After careful observation and much thought, I have determined that there are exactly three types of people (of course, I could be lying . . . I might not have thought about this at all, I might just be making this up off the top of my head because Rob, the Tiny Dictator, commanded me to write something . . . or even worse, there might actually be five or six types of people, and I might be withholding them from you because I want to dramatically reveal them at a later date).
Actually, I will come clean. I have given this a little bit of thought. Fifteen or twenty minutes. It's not the Theory of Relativity, but it is something, and it was inspired by Hurricane Sandy. In honor of the Storm Gods, and the people that lost their lives, houses, power, cars, trees, and perishable goods to these Angry Storm Gods, I will call the Three Types of People That You Meet During Hurricane Sandy: Helpers, Complainers, and Looters.
Helpers are also known as Genuinely Good People.

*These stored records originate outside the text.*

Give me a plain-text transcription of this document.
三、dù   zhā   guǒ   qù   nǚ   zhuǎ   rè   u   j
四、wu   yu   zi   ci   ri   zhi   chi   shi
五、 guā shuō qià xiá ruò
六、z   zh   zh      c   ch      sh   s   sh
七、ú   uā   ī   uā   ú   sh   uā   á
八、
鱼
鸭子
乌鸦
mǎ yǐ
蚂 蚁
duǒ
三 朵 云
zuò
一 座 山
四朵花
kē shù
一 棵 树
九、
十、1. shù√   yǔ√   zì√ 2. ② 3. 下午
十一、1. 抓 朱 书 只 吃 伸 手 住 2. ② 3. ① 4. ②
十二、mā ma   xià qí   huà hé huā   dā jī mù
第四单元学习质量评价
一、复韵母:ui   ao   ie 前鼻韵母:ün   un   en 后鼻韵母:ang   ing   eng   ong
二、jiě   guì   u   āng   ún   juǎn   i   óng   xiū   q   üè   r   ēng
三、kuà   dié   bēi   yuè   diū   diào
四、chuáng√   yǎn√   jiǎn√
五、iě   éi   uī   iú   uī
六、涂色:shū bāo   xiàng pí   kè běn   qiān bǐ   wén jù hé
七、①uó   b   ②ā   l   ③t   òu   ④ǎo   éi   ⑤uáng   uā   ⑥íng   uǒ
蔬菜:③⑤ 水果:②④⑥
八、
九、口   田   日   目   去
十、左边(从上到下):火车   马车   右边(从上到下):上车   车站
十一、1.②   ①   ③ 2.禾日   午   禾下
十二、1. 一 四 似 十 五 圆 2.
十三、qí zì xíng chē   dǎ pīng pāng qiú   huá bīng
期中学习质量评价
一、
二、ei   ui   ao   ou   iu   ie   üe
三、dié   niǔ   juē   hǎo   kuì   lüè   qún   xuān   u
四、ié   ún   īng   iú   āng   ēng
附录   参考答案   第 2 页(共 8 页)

These are people that actually think about others without prompting. My wife falls into this category. Immediately after the hurricane, she was cleaning out closets in order to find sheets and blankets to donate, and she bought a bunch of spring water at Wal-Mart and then gave it away . . . despite the fact that we had a boil water advisory in our town. Despite the fact that the apocalypse was near. These are the kind of people who are always cooking things for sick and bereaved people. My wife is constantly baking shit, and it's never for me and the boys. It's always for the secretaries at her school -- who were so helpful with all the laminating she had to do!-- or for the custodians -- who helped her out with her gardening club! And now the landscaping in the front of the school looks beautiful!
It's hard to live with a Genuine Helper. You often feel like a selfish putz. Also, it's hard to be around freshly baked goods that aren't specifically designated for your consumption.

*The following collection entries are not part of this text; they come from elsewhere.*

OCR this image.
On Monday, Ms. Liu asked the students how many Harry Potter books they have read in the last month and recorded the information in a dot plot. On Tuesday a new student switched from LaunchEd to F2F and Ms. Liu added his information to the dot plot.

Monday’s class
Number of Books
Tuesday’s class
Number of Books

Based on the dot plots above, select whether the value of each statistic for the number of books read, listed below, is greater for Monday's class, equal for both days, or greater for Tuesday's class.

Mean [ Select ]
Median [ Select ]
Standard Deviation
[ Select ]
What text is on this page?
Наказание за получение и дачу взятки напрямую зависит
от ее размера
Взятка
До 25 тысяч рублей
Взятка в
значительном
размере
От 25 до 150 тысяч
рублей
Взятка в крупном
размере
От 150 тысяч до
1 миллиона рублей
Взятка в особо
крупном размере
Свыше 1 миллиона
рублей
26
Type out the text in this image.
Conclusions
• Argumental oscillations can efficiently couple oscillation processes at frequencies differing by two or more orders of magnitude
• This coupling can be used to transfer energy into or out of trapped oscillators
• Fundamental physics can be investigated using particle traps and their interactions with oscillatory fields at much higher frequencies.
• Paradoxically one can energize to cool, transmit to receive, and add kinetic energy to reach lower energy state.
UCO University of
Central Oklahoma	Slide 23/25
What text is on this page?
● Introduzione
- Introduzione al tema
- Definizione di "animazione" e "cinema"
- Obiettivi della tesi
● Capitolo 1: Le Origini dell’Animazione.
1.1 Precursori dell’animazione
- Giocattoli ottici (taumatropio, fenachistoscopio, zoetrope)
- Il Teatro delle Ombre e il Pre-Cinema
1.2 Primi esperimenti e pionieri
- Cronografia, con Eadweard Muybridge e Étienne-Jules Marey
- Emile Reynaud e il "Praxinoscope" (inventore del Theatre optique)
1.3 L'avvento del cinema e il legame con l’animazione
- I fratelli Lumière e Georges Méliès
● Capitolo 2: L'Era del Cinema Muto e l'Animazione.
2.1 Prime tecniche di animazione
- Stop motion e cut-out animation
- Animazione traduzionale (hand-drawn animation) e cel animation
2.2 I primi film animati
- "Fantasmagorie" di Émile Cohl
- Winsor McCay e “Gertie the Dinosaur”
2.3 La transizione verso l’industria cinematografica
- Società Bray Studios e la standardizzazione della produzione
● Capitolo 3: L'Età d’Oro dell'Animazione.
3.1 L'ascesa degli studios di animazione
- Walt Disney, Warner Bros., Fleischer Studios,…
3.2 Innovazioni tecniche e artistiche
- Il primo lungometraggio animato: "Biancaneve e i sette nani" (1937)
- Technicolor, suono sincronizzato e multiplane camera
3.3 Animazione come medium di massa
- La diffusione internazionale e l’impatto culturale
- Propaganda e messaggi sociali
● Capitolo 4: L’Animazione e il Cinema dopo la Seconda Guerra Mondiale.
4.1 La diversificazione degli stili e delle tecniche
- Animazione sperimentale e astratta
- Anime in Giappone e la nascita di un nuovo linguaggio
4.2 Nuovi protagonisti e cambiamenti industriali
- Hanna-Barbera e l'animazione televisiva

All those linemen from across our great nation that rushed to New Jersey and New York to help rebuild the power grid after the storm are Helpers. All the folks that invited us over for dinner, alcohol, heat and light when our power was out also fit into this category.

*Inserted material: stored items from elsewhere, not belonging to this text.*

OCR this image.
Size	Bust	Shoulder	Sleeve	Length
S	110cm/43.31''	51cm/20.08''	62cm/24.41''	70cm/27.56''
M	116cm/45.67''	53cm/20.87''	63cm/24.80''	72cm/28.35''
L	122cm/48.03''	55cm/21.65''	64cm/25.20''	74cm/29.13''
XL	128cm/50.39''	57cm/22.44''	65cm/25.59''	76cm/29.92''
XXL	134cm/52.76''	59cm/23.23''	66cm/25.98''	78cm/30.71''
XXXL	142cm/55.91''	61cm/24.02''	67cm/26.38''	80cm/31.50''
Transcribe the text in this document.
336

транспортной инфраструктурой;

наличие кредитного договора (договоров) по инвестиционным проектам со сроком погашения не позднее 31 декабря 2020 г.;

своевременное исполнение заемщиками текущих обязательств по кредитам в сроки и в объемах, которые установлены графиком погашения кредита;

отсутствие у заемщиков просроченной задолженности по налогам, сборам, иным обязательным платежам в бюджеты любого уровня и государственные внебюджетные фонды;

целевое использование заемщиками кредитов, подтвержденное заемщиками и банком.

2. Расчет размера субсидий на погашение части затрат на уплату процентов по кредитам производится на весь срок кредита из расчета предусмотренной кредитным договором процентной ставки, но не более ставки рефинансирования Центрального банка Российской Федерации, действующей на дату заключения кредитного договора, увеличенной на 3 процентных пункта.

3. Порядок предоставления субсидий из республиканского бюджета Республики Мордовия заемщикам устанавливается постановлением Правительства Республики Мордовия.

My advice about these people? If you've got a problem, don't ask a Helper what to do. They never give you the answer you want.
For example: My friend needs a ride to the airport, but my son peed in his bed last night, and I didn't get a good night's sleep because I had to clean him up and change the sheets. I don't really feel like driving him all the way to Newark. What should I do?
If you ask a Helper this question, she won't even give you a straight answer. She'll just look at you for a long time, and then say something like: "What if you really needed a ride to the airport?" Helpers are brutal.
Then there are the Complainers. Often the Complainers are trying to be Good People, but they need a lot of prompting. I fit into this category. In the end, I usually do the right thing, but it takes some time. Helpers do the right thing when no one is looking. Complainers take a nap when no one is looking, and then when they hear a Helper coming, they get up and start doing the dishes.
We heard some serious complaining during this hurricane. People were vocally pissed about the dark and the cold and their lack of access to the internet and cable. They would usually append a quick, "but I'm thankful I still have my house and everyone is safe" to the end of their whining, but then they would get right back to it. I am proud to say that for once in my life I was on the less whingey side of this continuum. I credit this to no particular heroic characteristic of mine, but simply to the fact that the hurricane didn't inconvenience me all that much. I love the cold; I normally go to bed insanely early; I don't watch much TV; and I can do my two favorite hobbies in the dark: drink beer and play the guitar. My hurricane schedule wasn't all that different than my regular schedule.
For all their shortcomings, Complainers are often funny. Think Woody Allen. He might not help you survive the hurricane, but he'd still be a blast to hang with.
The last category is people who are downright evil and don't give a shit. They are the Looters. Helpers never want to descend to this, but Complainers often think about it. They wonder: what if I stopped giving a fuck and just started looting? It might be a lot of fun. I might be missing out. Usually, there is a Helper around to derail this train of thought, but every once in a while . . .
I'm going to wrap this up now. While every else in town is back to work, my school is still powerless. So I'm going to use this time wisely and learn how to use my three new iPads. By the way -- totally unrelated -- but does anyone know how to crack an iPad passcode?